Your body has an indicator of health, which is your temperature. And your temperature indicates whether your system more or less is in balance; if it’s above 90.6 then something is wrong… As we develop solutions, we can see what effect they have on it.

So we’ve been thinking about this problem in terms of what we’re calling “conversational health.” And we’re at the phase right now where we’re trying to figure out the right indicators of conversational health. And we have four placeholders:

  1. Shared attention: What percentage of the conversation is attentive to the same thing, versus disparate.
  2. Shared reality: This is not determining what facts are facts, but what percentage of the conversation are sharing the same facts.
  3. Receptivity: Where we measure toxicity and people’s desire to walk away from something.
  4. Variety of perspective.

What we want to do is get readings on all of these things, and understand that we’re not going to optimize for one. We want to try to keep everything in balance.

I’d expect the idea to be to incentivize “healthy” conversations over “unhealthy” ones.
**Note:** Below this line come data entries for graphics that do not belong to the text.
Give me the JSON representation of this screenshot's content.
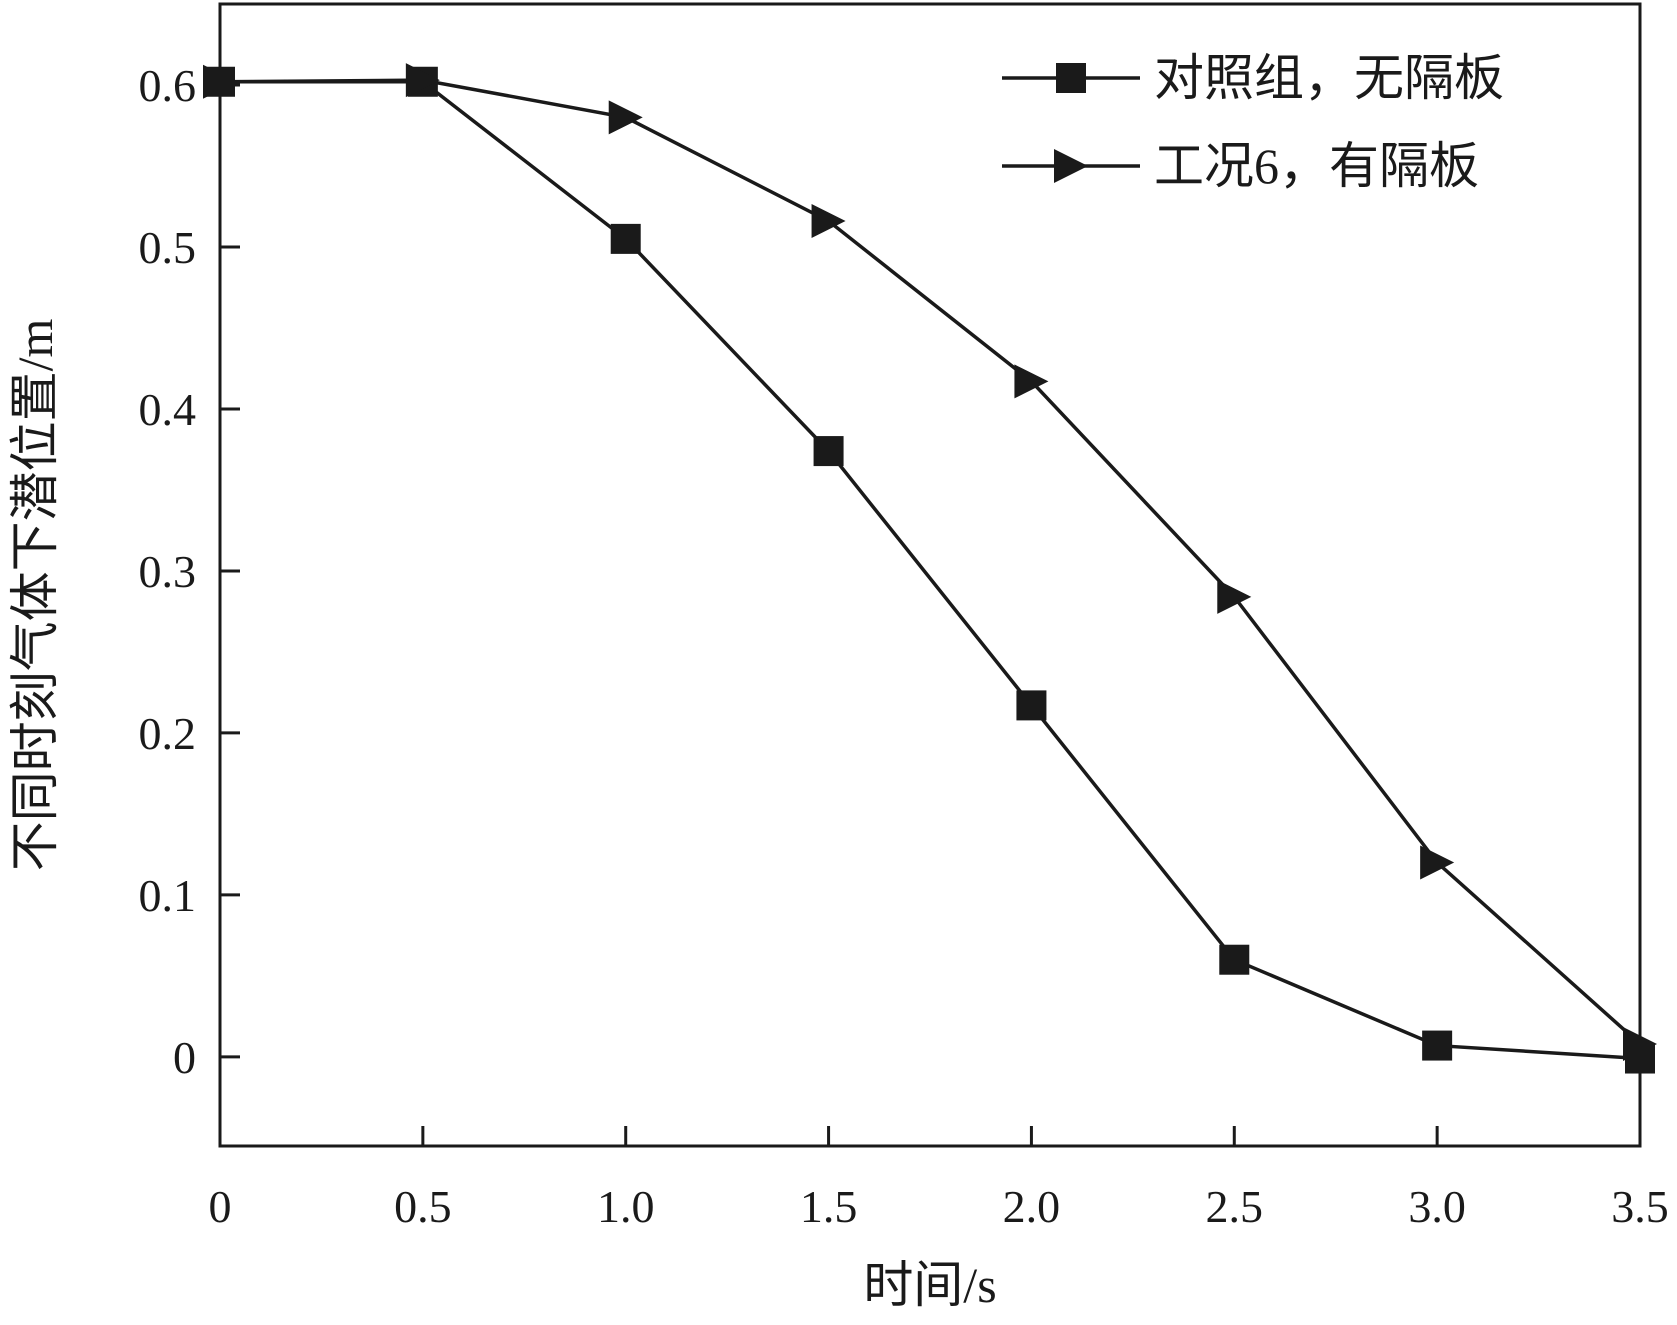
{
  "chart_data": {
    "type": "line",
    "xlabel": "时间/s",
    "ylabel": "不同时刻气体下潜位置/m",
    "xlim": [
      0,
      3.5
    ],
    "ylim": [
      -0.055,
      0.65
    ],
    "xticks": [
      0,
      0.5,
      1.0,
      1.5,
      2.0,
      2.5,
      3.0,
      3.5
    ],
    "xtick_labels": [
      "0",
      "0.5",
      "1.0",
      "1.5",
      "2.0",
      "2.5",
      "3.0",
      "3.5"
    ],
    "yticks": [
      0,
      0.1,
      0.2,
      0.3,
      0.4,
      0.5,
      0.6
    ],
    "ytick_labels": [
      "0",
      "0.1",
      "0.2",
      "0.3",
      "0.4",
      "0.5",
      "0.6"
    ],
    "grid": false,
    "legend_position": "top-right",
    "colors": {
      "line": "#1a1a1a",
      "background": "#ffffff"
    },
    "series": [
      {
        "name": "对照组，无隔板",
        "marker": "square",
        "x": [
          0,
          0.5,
          1.0,
          1.5,
          2.0,
          2.5,
          3.0,
          3.5
        ],
        "y": [
          0.602,
          0.602,
          0.505,
          0.374,
          0.217,
          0.06,
          0.007,
          -0.001
        ]
      },
      {
        "name": "工况6，有隔板",
        "marker": "triangle-right",
        "x": [
          0,
          0.5,
          1.0,
          1.5,
          2.0,
          2.5,
          3.0,
          3.5
        ],
        "y": [
          0.602,
          0.603,
          0.58,
          0.516,
          0.417,
          0.284,
          0.12,
          0.008
        ]
      }
    ]
  }
}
This would be implemented in the design of the environment itself, rather than at the policy level:

Ultimately our success in solving these problems is not going to be a policy success. We’re not going to solve our issues by changing our policy. We’re going to solve our issues by looking at the product itself, and the incentives that the product ensures. And looking at our role not necessarily as a publisher, as a post of content, but how we’re recommending things, where we’re amplifying, where we’re downranking content.

Twitter has a great responsibility to get this right, because in some ways the system is becoming key public infrastructure. As Mr. Dorsey acknowledged,

Ultimately, I don’t think we can be this neutral, passive platform anymore because of the threats of violence, because of doxxing, because of troll armies intending to silence someone, especially more marginalized members of society. We have to take on an approach of impartiality. Meaning that we need very crisp and clear rules, we need case studies and case law for how we take action on those rules, and any evolutions of that we’re transparent and upfront about. We’re not in a great state right now, but that is our focus. I do believe that a lot of people come to Twitter with the expectation of a public square. And freedom of expression is certainly one of those expectations. But what we’re seeing is people weaponize that to shut others’ right to that down. And that is what we’re trying to protect, ultimately.

As a Twitter user, I was pleased to see the depth of the thinking and care that is going into these issues. I learned a lot from this podcast about the reasons for some of Twitter’s controversial design decisions. (E.g. I now know why Twitter doesn’t have an “edit” button.)

Unfortunately, the conversation didn’t address the elephant in the room: Twitter’s business model. Ultimately, Twitter makes money by showing ads to its users. A good public square shouldn’t attempt to sway our opinions; it should provide the venue for us to form them through engagement with others. How might “conversational health” might be used as a means for persuasion?